L’écriture est absolument quelconque mais les mots anodins arrivent malgré tout à avoir l’air de ne pas exactement s’accorder les uns les autres. Un peu comme les sous-verres au crochet d’une vieille tante, sans être hideux, ne convainquent pas vraiment. L’enfant (appelons-le comme ça) a une personnalité digne d’une campagne gouvernementale anti-harcèlement scolaire. La mère (de sa mère), la mère (celle qui boit des bières brunes à la bouteille), l’amie, la vieille dame qui va bientôt mourir… toutes sont d’une épaisseur de rideau de cuisine. Le nouveau futur amour est moins attractif que l’ex-amant et le papa mort… est mort. Comme dans la cour de récré : « t’es mort ! ». Un paragraphe m’a réveillé, étant donné le peu de substance et l’arrivée subreptice du futur nouvel amour j’ai cru que LUI AUSSI allait être un fantôme. Ce qui aurait boosté la chose. En bref, un papa vivant, on s’en balance.
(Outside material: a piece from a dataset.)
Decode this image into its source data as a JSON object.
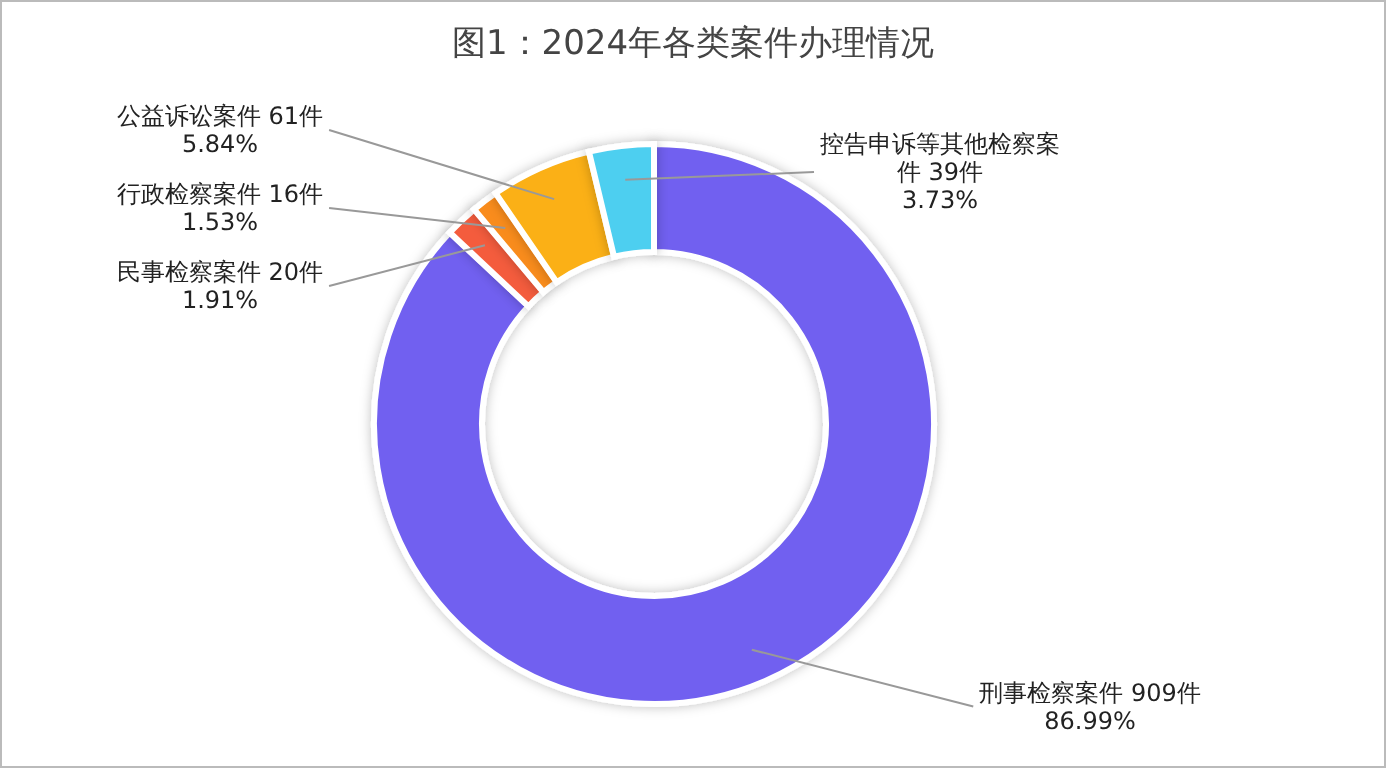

La Route des mortes, Franck Linol, Joël Nivard, La Geste, 2020, 360 pages, 13,90 €
Il y a des romans de gare. Il y a des gares désaffectées, il y a des michelines qui rouillent et des rails qui ne vont nulle part. Et il y a des polars qui ne disent rien. Deux personnages de deux auteurs régionaux (comme lorsque l’on dit « ça restera entre nous » ou « ça n’ira pas plus loin ») sont réunis dans un même volume. Il y a eu deux autres volumes ensuite, dont l’un après le décès de Joël Nivard. Direction le Plateau de Millevaches. En partant de Limoges. Eymoutiers, Nedde, Masléon, la grande tempête de ´99, Bourganeuf et ses CAP pour turcs, restaurants et bars, bibine et tête de veau, Le Populaire et FR3. Courts exposés bonne-conscience (Tarnac ou les fabricants de pellets), sexe essoufflé et enquête ramollo (ou l’inverse). Les deux ou trois absurdités physiologiques ne parviennent pas à améliorer des dialogues prémâchés et une intrigue née autour d’un pot-au-feu. Je ne dirai pas plus de mal d’un polar (d’une histoire de deux policiers) qui parvient à citer Serge Vacher. Style ? Entre Télé 7 Jours et une brochure syndicat d’initiative. Public ? Tous ceux qui se contenteront de savoir que Le Bacchus bar à vin peut mettre au moins une table en terrasse, que Le 1900 a un patron et au moins une serveuse, ou que Le palais de justice a au moins un couloir. Que sur le plateau poussent des Douglas (beaucoup, beaucoup) et que de gros camions emmènent les grumes (cf. couverture). Que quand il pleut ça mouille et que les Golf ça va vite.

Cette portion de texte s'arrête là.